= Carol Anne Clayson =

American oceanographer

Carol Anne Clayson is an American physical oceanographer. Her research studies the processes connecting the ocean to the atmosphere through both high-resolution remote sensing and computer models, including the transport of heat, fresh water, and water vapor through the ocean and atmosphere, and the effects of these processes on climate and weather.

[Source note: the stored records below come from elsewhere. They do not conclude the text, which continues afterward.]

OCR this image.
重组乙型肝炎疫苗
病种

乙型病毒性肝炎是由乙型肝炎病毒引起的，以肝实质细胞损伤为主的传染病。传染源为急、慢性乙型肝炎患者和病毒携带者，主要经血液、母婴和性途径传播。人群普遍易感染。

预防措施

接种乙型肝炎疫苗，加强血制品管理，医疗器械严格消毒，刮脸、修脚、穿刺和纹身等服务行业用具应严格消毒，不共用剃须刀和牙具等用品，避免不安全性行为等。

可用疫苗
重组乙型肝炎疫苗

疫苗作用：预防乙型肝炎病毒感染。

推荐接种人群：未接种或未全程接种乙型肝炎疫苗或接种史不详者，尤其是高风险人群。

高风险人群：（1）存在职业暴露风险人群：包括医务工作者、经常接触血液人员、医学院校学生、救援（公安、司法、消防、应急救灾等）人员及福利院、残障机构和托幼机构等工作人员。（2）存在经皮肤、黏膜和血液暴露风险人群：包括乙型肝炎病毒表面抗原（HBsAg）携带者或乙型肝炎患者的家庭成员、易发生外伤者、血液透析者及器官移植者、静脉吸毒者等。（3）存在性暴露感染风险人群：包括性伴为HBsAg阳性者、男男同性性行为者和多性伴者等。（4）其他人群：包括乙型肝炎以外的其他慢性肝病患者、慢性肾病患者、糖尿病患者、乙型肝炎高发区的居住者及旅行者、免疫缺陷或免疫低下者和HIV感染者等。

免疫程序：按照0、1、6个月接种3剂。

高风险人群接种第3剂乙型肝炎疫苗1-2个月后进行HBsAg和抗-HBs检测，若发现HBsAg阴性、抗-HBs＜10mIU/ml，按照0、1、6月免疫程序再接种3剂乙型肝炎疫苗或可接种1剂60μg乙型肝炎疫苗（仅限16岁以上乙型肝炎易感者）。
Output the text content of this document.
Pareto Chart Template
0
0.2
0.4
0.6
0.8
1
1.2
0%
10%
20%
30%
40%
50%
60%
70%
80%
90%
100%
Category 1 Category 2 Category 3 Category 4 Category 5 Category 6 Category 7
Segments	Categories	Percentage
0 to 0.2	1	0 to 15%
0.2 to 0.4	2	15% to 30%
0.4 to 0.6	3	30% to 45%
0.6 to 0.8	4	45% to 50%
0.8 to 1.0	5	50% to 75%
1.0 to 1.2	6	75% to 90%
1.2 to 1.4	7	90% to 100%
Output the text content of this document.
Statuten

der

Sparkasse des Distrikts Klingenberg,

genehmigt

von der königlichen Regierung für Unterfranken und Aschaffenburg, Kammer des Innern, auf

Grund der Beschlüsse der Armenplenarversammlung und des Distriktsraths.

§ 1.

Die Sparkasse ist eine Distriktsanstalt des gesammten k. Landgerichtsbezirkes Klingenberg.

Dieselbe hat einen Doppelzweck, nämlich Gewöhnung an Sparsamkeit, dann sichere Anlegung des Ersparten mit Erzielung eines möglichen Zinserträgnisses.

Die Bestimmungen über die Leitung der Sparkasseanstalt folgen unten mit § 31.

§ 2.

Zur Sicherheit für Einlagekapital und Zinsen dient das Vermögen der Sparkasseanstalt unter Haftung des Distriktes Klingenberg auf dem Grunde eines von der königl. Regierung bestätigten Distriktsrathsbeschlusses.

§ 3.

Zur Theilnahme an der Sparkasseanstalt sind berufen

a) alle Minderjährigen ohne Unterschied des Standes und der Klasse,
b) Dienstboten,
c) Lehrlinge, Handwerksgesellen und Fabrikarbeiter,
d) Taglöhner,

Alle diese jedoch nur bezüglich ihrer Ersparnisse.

She is a part time senior scientist at the Woods Hole Oceanographic Institution.

==Education and career==
Clayson majored in physics and astronomy at Brigham Young University, graduating in 1988. She continued her studies in aerospace engineering science at the University of Colorado, where she received a master's degree in 1990 and completed her Ph.D. in the Program in Atmospheric and Oceanic Sciences in 1995.

She became an assistant professor in the Department of Earth and Atmospheric Sciences at Purdue University in 1995, and was tenured as an associate professor in 2001. In 2002, she moved to the Department of Meteorology at Florida State University, where she became director of the Geophysical Fluid Dynamics Institute.

She took her present position at the Woods Hole Oceanographic Institution in 2011. She was promoted to senior scientist in 2014, and became director of the Center for Air-Sea Interaction and Marine Atmospheric Sciences in 2018.

==Books==
Clayson is the author of:
- Numerical Models of Oceans and Oceanic Processes (2000)
- Small Scale Processes in Geophysical Fluid Flows (2000)

==Recognition==
Clayson received a National Science Foundation CAREER Award in 1996, an Office of Naval Research Young Investigator Award in 2000, and the Presidential Early Career Award for Scientists and Engineers in 2000. She was the 2021 Jet Propulsion Laboratory Distinguished Climate Lecturer.